I don't remember any vote in the political science department that the GCWE should close and be turned into an in-house urban administration program. In fact, the department rarely met in the spring semester and then only for a few minutes, to the chagrin of frustrated faculty.

Taking the program to the Brooklyn College campus, rather than near where our students work, will change the program and will not help working students and the New York residents whom they could ably serve in the future.

I unequivocally support our students' efforts to save the GCWE program, as do all but Corey Robin's friends and those not privy to real information. I could convince them of the justice of the student cause too! Their petition was released as students felt frustrated and sought out faculty members, labor union leaders and activists in our communities to help them mobilize support for the program . I hope they prevail and restore the program. The faculty to whom they refer are the adjuncts who had been dismissed over the last two years, plus some retirees who teach not for the money but out of a commitment to working-class education: Stephen Leberstein, Dominic Tuminaro, Gregory Wilpert, and David Laibman, just to name a few. The full-time faculty in political science can always teach in the program and the blog is inaccurate about some kind of cabal seeking to return for unknown perks. That's simply untrue.

Taking the program back to the main campus will prevent the predominantly African American, Caribbean American, and Latina/o students who have benefited from a program near their workplaces from advancing their education and professional careers.

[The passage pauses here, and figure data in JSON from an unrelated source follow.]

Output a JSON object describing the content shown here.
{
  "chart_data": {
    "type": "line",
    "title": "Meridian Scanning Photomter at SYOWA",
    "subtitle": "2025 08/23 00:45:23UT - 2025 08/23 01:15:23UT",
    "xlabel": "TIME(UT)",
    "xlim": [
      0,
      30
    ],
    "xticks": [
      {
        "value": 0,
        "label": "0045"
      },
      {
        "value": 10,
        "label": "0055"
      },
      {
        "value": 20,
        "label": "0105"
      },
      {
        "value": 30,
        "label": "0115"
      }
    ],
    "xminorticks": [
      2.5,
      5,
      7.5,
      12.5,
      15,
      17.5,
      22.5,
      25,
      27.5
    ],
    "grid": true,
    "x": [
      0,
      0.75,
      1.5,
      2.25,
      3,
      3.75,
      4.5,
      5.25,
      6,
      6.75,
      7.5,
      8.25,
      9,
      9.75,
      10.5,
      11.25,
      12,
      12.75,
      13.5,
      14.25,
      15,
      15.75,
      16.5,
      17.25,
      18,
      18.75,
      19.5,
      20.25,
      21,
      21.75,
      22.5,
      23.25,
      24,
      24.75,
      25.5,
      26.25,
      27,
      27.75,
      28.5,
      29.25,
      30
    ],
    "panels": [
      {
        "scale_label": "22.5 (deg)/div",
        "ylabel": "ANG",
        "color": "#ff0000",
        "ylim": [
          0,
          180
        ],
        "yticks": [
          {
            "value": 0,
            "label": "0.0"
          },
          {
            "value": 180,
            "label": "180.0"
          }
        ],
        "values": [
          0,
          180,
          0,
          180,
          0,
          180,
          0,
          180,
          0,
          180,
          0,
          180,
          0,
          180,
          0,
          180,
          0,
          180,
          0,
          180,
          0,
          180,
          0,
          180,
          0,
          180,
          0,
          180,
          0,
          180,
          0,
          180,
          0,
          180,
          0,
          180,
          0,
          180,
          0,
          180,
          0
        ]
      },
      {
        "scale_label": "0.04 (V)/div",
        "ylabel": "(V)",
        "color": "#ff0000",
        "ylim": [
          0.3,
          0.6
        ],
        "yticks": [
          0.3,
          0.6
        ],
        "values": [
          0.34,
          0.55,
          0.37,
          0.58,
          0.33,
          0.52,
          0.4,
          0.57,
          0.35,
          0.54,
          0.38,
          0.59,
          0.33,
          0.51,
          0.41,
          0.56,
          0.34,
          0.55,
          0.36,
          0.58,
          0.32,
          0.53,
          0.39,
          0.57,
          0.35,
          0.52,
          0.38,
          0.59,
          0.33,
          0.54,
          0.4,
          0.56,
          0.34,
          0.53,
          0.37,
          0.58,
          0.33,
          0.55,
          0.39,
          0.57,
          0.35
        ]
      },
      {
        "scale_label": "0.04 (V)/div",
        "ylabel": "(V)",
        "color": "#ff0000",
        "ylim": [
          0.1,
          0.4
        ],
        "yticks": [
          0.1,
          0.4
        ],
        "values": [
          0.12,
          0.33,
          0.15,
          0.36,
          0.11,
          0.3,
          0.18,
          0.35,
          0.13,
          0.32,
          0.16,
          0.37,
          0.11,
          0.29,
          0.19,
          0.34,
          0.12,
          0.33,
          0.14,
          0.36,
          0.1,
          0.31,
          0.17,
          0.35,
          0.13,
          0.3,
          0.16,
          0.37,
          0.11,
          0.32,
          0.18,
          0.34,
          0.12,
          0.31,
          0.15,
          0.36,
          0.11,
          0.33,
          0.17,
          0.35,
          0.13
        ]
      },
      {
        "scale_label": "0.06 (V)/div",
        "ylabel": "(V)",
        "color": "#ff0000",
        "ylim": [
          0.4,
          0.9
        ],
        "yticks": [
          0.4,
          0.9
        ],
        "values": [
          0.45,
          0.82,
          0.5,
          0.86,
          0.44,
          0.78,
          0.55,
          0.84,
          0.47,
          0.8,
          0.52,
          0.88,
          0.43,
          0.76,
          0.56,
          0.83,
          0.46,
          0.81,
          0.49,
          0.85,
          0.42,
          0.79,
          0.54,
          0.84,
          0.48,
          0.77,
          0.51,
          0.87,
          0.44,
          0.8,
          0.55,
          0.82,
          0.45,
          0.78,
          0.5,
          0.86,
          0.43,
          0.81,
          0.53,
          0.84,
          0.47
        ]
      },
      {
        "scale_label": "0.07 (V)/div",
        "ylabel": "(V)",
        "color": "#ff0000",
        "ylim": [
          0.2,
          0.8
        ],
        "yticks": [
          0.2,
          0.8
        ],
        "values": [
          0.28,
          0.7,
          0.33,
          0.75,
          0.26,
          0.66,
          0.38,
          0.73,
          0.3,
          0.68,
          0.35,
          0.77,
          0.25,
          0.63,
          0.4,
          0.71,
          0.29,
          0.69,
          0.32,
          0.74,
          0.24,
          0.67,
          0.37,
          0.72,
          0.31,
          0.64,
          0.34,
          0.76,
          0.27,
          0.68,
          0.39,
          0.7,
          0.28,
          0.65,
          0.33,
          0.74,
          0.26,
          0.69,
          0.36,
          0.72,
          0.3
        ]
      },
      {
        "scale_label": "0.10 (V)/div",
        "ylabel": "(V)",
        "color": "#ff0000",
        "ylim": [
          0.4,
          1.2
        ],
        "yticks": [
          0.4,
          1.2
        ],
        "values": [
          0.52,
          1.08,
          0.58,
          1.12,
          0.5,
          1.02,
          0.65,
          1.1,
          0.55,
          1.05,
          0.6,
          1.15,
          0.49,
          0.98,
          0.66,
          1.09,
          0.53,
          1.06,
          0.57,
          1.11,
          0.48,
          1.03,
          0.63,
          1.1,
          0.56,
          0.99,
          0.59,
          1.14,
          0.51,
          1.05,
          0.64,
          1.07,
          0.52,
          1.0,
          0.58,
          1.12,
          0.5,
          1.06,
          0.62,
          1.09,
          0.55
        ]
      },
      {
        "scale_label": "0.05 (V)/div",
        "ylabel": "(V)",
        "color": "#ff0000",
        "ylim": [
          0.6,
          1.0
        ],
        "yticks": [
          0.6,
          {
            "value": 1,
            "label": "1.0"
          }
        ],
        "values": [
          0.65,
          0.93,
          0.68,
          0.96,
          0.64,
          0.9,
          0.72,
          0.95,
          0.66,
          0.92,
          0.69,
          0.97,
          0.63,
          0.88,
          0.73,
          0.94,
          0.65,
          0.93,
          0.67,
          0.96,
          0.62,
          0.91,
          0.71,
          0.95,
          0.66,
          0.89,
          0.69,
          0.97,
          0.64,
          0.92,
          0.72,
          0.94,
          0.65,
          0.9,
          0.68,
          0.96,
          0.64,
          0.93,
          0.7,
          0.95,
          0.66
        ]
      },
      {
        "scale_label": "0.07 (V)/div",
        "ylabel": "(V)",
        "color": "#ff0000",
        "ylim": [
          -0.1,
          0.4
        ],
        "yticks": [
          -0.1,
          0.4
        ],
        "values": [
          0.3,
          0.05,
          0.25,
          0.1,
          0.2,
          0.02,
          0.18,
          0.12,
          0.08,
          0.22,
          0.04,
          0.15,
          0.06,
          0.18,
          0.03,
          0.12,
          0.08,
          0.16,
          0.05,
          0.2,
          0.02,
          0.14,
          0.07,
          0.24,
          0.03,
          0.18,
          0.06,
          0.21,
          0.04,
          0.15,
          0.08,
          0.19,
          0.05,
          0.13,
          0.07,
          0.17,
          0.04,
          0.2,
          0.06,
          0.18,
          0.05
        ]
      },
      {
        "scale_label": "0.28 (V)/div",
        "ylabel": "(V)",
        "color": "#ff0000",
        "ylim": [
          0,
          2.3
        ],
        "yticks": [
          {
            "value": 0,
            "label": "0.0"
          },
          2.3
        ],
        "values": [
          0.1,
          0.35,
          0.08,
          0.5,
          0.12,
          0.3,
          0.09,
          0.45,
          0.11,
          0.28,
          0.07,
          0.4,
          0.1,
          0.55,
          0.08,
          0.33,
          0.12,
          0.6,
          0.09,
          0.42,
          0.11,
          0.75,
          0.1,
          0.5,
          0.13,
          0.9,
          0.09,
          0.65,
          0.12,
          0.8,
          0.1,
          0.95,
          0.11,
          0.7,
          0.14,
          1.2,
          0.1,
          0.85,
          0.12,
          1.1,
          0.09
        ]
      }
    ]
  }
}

I also think it is highly inappropriate to discuss a case of financial malfeasance that should remain confidential, even if I can tell you that most observers consider it to be baseless, a witch hunt against the former director who was not even referred to by name. But even if it were true, why should working students be punished by depriving them of a program that has been integral to the lives of so many of them, for more than three decades?